7 essential best practices to follow when adopting a DevOps model

The benefits of DevOps have been talked about for some time now. But a recent report has shown how organizations are reaping the benefits after implementing DevOps.

According to a recent surveysponsored by Google and Harvard Business Review Analytics Services, two-thirds of the respondents that have implemented DevOps have seen benefits that impact their bottom line. Seventy percent have seen increased speed to market, 67 percent have seen improved productivity, 67 percent have seen increased customer relevance, 66 percent have seen increased innovation, and 64 percent have seen an increase in product and service quality.

The benefits are clear, but the way to go about actually implementing DevOps isn’t so clear. To make the process easier, Google is sharing seven lessons that they’ve learned and believe are essential to adopting a DevOps model.

  1. Pilot a small project: Piloting a small project offers a low-stakes opportunity for mastering key DevOps capabilities. “A few small wins will provide evidence to the rest of [the] organization that DevOps works.
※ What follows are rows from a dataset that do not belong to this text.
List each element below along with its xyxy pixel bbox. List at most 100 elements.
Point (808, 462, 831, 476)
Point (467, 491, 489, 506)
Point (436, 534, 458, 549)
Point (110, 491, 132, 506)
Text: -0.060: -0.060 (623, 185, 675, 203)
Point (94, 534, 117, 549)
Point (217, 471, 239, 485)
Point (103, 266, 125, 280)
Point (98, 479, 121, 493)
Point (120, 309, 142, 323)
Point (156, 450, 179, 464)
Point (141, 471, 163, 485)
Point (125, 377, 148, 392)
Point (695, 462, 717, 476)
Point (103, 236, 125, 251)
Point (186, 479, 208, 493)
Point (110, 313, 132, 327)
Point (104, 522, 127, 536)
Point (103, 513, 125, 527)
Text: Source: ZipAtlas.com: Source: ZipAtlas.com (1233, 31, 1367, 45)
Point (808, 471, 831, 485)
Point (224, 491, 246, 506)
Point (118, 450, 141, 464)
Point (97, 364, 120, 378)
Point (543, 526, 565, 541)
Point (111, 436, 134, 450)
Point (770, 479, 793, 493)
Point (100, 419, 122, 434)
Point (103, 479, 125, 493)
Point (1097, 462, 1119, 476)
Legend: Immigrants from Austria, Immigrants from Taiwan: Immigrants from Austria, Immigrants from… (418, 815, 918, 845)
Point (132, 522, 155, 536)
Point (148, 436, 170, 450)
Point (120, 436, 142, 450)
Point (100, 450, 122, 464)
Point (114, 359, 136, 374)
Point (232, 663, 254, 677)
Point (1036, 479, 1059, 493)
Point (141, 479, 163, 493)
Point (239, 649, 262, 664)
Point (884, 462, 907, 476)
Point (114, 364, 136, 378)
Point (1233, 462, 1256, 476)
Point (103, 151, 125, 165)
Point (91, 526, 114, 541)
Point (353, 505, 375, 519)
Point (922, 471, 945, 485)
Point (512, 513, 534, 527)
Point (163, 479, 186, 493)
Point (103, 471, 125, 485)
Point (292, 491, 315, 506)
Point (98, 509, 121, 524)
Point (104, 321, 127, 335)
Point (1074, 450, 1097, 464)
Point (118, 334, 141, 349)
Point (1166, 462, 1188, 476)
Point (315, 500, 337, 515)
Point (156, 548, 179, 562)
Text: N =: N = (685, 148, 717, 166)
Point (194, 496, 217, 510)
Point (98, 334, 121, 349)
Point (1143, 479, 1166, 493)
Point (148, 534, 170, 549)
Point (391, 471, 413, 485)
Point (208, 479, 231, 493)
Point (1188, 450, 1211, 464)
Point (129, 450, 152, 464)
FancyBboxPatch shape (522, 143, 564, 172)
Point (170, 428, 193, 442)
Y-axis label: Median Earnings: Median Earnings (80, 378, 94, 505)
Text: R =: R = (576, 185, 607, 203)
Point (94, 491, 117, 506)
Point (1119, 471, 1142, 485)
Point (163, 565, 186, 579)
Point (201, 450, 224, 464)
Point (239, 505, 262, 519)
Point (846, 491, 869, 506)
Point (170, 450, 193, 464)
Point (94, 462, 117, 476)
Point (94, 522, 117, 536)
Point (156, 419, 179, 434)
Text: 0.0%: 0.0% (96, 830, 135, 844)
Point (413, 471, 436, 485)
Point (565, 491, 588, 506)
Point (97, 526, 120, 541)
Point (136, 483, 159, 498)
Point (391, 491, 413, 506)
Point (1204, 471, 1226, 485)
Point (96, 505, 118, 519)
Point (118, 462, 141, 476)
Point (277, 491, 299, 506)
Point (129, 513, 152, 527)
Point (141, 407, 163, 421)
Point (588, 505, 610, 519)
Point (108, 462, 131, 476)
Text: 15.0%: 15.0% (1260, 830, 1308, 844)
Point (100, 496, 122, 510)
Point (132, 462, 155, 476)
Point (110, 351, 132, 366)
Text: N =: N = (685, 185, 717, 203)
Soon others will want to follow suit,” Melody Meckfessel, VP of engineering at Google Cloud, wrote in a post.
  2. Be an open-source player: Using open-source tools and engaging in the open-source community can help you stay up-to-date on best practices and solutions. It can also help decrease your organization’s learning curve and speed up release cycles, Meckfessel explained.
  3. Embed security in development: Taking care of security issues early on prevents them from being pushed out to production.
  4. Apply DevOps best practices: Google recommends companies use Site Reliability Engineering principles to foster collaboration, reduce waste, and increase efficiency. It also recommends looking for ways to improve automation, which can enable higher productivity and free organizations up to focus on important tasks.
  5. Provide immersive training: According to Google, people will only commit to change in an organization when they understand why it is happening and are given the resources to implement the new technology. According to Google, three-quarters of the top-performing DevOps teams in the report provide immersive, hands-on training.
  6. Establish a no-blame culture: Running blameless meetings in an environment that is built on trust allows team members to learn from their mistakes. Presenting mistakes as opportunities enables coworks to relate to each other and solve problems together, while also preventing that same mistake from reoccuring.
  7. Build a culture that supports DevOps: According to Google, the rest of this list is worthless without this last point. “When people feel like they have each other’s backs, they’re more likely to take smart risks; more likely to create; more likely to move faster,” said Meckfessel.